I scan the details, absorbing them the way I've learned to process intel quickly and file it for later. She's thirty-two, grew up in Georgia, enlisted at eighteen, and went EOD after her first tour. Fast-tracked through instructor certification, earned commendations for innovation in device detection and disarmament.
Then the incident—a training exercise gone wrong, a student named Marcus Greer who got cocky and made a mistake thatcost another soldier his life. The official investigation cleared her of wrongdoing, but reading between the lines of the report, I can see she didn't clear herself.
"She's been off the grid for nine days," CJ continues. "Works as a wilderness guide for a company based out of Santa Barbara, takes groups into Los Padres. Her boss says she requested personal time and went solo into the backcountry. He doesn't know exactly where, just that she does this every year around this time."
"Anniversary of the training death," I say, connecting the dots. The date in the file matches up. She's out there processing, punishing herself with isolation the way some people do when guilt won't let them rest. I know the impulse. I've been wearing it on my wrist for two years.
"Yeah." CJ pulls the tablet back and swipes to a different file. "Here's why we need her. Forty-eight hours ago, the FBI arrested Marcus Greer—the same student from her training incident—attempting to place an explosive device at a water treatment facility outside Los Angeles. They disarmed it, started interrogating him, and he gave them just enough to realize he's got more devices out there. Plural. One already detonated at a remote electrical substation yesterday morning. Minimal casualties, but it's escalating."
My jaw tightens. "He's targeting infrastructure."
"That's what the FBI thinks, but it's worse than that." CJ's expression goes even grimmer. "The devices use a trigger system Sutton designed. Highly sophisticated, adaptive, and nearly impossible to disarm using standard protocols. FBI's best techs are stumped. They brought in ATF, consulted with Army EOD, and everyone keeps coming back to the same conclusion—they need the person who invented it."
"And Greer's talking in riddles," I guess, because that's how these things always go.
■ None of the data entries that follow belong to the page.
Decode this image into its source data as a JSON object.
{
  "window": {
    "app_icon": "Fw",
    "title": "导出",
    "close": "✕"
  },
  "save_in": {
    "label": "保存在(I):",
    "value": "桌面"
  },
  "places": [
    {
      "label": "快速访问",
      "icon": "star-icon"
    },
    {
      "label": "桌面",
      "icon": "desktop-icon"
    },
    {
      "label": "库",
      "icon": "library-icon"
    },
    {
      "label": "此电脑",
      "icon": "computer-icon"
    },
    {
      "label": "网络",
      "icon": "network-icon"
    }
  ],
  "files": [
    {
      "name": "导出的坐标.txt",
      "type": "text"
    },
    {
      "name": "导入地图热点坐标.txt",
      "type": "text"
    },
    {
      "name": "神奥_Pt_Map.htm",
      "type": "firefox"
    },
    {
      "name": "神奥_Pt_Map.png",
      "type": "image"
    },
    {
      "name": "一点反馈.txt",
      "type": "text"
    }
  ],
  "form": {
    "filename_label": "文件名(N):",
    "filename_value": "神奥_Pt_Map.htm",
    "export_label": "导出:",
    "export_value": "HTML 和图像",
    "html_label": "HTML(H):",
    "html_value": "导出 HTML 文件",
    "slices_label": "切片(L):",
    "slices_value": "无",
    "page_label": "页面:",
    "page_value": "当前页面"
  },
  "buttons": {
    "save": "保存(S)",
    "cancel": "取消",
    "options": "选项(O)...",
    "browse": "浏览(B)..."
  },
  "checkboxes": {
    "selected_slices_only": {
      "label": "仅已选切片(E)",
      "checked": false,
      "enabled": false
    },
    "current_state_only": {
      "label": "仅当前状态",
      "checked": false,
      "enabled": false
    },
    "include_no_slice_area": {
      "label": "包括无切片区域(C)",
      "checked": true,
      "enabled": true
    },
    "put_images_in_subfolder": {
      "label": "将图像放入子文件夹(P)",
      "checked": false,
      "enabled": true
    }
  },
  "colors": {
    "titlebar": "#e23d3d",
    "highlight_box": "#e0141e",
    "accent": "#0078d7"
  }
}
The bomber who wants an audience, who has a point to prove.
"Exactly. He's dropping hints about the next device, but only someone who knows him personally would recognize the references. The FBI thinks this is personal for him. He's not just attacking infrastructure—he's attacking her." CJ meets my eyes. "They think he's trying to draw her out, make her face what her design can do in the wrong hands. Prove she was always dangerous."